TOLUENO, LA DROGA
QUE ESTA DE MODA
Hasta hace unos años, no era tan
sencillo adquirirlo en las calles. Lamentablemente esto ya cambió
MÉXICO,
DF.- La lógica dice que el tolueno, un derivado del petróleo,
debería utilizarse sólo como solvente en la industria química. Eso
tendría que ser. Pero en la realidad, esta sustancia llega hasta la
nariz y el cerebro de cada vez más niños y adolescentes. Para ellos,
el tolueno es sinónimo de alucine y reventón; es una droga de moda,
barata y fácil de conseguir.
Tan fácil como visitar alguna de las tantas vecindades que hay en
los alrededores de Garibaldi; en las colonias Guerrero y Morelos.
Tan fácil como ir a una de las fiestas que se organizan sólo para
“inhalar”. Tan fácil como comprar una dosis por tres o cinco pesos.
El tolueno es uno de los principales compuestos del thínner, de los
limpiadores de PVC, de pegamentos y de otros solventes utilizados,
durante décadas, como drogas “inhalables”. Hasta hace unos años, no
era tan sencillo adquirir tolueno en las calles. Esto ya cambió.
Usuarios de inhalables e investigadores en adicciones reportan que
en México existe un mercado negro de tolueno. “En la Ciudad de
México, por lo menos, sabemos que existen miles de canales de
distribución de estas drogas”, dice el investigador del Instituto
Nacional de Psiquiatría, Arturo Ortiz. “Los chavos están reportando
consumos muy altos de esta sustancia, y eso sólo se pueden explicar
por lo fácil que es conseguir estos productos, tanto en comercios
establecidos (tlapalerías), como en el mercado negro”.
De Pemex al tráfico ilícito
En México, Petróleos Mexicanos es quien lo produce y vende el
tolueno a empresas de la industria química que lo usan para fabricar
pinturas, limpiadores de PVC y otros solventes.
De enero a agosto de 2010, según cifras de la propia paraestatal, se
produjeron 122 mil toneladas de tolueno.
El profesor del Departamento de Química Orgánica de la Facultad de
Química de la UNAM y especialista en sustancias tóxicas, Benjamín
Ruiz Loyola, considera que no es difícil que exista un mercado negro
de esta sustancia derivada de petróleo. “Es posible que se dé un
robo hormiga en el momento en que se transporta”.

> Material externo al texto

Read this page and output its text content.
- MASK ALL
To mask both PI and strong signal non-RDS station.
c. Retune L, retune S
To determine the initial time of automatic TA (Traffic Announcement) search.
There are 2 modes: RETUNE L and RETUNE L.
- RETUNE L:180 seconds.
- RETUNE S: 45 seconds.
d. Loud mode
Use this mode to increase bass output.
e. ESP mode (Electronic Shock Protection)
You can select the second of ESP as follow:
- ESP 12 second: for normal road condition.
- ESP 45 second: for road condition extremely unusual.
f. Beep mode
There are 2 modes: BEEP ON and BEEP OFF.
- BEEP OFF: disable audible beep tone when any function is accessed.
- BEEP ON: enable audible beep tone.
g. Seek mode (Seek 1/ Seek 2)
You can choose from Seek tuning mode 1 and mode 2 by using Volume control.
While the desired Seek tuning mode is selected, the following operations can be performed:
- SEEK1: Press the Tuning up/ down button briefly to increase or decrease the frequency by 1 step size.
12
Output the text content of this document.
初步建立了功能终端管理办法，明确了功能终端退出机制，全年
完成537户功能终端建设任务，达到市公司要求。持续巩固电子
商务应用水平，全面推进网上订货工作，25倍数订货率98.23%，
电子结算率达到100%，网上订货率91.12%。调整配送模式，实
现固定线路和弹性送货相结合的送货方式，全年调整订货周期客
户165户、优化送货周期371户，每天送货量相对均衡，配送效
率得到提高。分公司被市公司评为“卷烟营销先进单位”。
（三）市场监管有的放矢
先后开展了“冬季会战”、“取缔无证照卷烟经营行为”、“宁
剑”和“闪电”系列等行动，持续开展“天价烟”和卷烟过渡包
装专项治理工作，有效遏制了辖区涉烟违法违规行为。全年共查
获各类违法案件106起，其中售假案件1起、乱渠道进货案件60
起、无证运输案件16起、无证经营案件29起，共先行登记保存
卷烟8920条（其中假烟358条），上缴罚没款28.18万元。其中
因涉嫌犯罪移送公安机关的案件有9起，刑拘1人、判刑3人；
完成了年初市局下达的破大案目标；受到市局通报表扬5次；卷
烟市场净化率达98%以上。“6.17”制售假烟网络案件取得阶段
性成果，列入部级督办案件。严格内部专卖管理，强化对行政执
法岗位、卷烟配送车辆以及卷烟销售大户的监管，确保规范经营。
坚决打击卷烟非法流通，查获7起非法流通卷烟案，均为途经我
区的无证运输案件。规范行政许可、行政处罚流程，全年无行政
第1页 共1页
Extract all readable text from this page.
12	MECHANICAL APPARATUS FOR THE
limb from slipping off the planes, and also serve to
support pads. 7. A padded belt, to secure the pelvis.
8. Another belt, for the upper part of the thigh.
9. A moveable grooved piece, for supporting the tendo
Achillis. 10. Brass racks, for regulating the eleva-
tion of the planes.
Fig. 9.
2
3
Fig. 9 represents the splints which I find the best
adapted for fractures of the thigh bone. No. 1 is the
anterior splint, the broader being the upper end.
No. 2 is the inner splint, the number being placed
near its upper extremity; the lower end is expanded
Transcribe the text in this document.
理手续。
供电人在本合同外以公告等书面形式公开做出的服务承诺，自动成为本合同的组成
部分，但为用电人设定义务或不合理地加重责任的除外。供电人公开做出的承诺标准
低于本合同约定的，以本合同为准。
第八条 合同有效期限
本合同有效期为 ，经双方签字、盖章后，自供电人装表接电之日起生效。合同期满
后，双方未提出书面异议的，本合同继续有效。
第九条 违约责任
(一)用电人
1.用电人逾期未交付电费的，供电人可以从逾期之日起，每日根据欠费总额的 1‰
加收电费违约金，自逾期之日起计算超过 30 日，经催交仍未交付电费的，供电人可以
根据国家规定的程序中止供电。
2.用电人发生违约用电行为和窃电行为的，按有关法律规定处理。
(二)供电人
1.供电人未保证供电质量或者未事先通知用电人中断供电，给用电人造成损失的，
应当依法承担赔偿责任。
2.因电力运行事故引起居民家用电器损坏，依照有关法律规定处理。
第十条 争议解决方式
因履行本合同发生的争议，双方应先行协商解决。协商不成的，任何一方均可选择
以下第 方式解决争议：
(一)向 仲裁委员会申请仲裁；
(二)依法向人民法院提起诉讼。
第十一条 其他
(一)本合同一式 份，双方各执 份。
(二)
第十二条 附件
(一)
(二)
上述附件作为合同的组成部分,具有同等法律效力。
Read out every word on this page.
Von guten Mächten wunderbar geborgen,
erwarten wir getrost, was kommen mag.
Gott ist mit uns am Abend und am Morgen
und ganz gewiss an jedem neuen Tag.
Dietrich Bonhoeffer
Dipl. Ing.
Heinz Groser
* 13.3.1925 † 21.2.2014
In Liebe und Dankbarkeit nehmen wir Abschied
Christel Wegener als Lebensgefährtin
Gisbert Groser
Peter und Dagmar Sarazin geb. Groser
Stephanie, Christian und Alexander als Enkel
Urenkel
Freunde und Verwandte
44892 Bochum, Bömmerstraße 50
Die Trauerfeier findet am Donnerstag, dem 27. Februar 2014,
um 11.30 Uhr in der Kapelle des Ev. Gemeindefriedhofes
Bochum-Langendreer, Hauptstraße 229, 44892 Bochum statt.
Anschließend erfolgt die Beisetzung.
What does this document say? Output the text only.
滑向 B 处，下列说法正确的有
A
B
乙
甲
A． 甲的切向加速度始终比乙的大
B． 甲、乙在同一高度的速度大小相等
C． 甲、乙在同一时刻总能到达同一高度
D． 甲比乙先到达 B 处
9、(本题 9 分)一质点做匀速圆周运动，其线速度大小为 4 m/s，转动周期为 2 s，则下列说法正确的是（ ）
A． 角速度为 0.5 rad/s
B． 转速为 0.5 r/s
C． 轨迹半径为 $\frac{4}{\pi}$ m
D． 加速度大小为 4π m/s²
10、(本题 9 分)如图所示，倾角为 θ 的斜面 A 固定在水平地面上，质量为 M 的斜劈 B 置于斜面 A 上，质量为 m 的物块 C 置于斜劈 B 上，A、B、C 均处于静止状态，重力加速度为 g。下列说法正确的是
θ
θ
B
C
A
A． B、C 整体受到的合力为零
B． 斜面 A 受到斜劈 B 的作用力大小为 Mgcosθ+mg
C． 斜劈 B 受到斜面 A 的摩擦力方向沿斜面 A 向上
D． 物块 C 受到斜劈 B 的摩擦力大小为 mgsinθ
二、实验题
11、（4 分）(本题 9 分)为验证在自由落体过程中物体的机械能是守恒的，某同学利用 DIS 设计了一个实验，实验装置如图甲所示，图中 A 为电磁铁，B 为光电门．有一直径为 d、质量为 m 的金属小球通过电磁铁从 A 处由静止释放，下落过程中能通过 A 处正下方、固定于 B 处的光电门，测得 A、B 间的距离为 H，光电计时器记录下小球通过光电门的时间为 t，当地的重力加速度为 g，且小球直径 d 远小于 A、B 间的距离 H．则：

La existencia del mercado negro de tolueno se comprueba al visitar
las calles de Panaderos, en la colonia Morelos; y Violeta y Zarco,
en la Guerrero. También los alrededores de la plaza Garibaldi. En
algunas de las descuidadas vecindades de estos barrios es posible
comprar, por 20 o 30 pesos, el solvente que se entrega en botellas
de refresco o de agua.
El tráfico ilegal del tolueno no se limita a la zona del Centro
Histórico del DF.
Encuestas realizadas por los Centros de Integración Juvenil (CIJ) y
por el Instituto Nacional de Psiquiatría muestran que esta sustancia
se utiliza sobre todo en el noroeste y centro del país. Incluso es
uno de los solventes que más prefieren los consumidores, a la par
que los limpiadores de policloruro de vinilo (PVC) y el thínner.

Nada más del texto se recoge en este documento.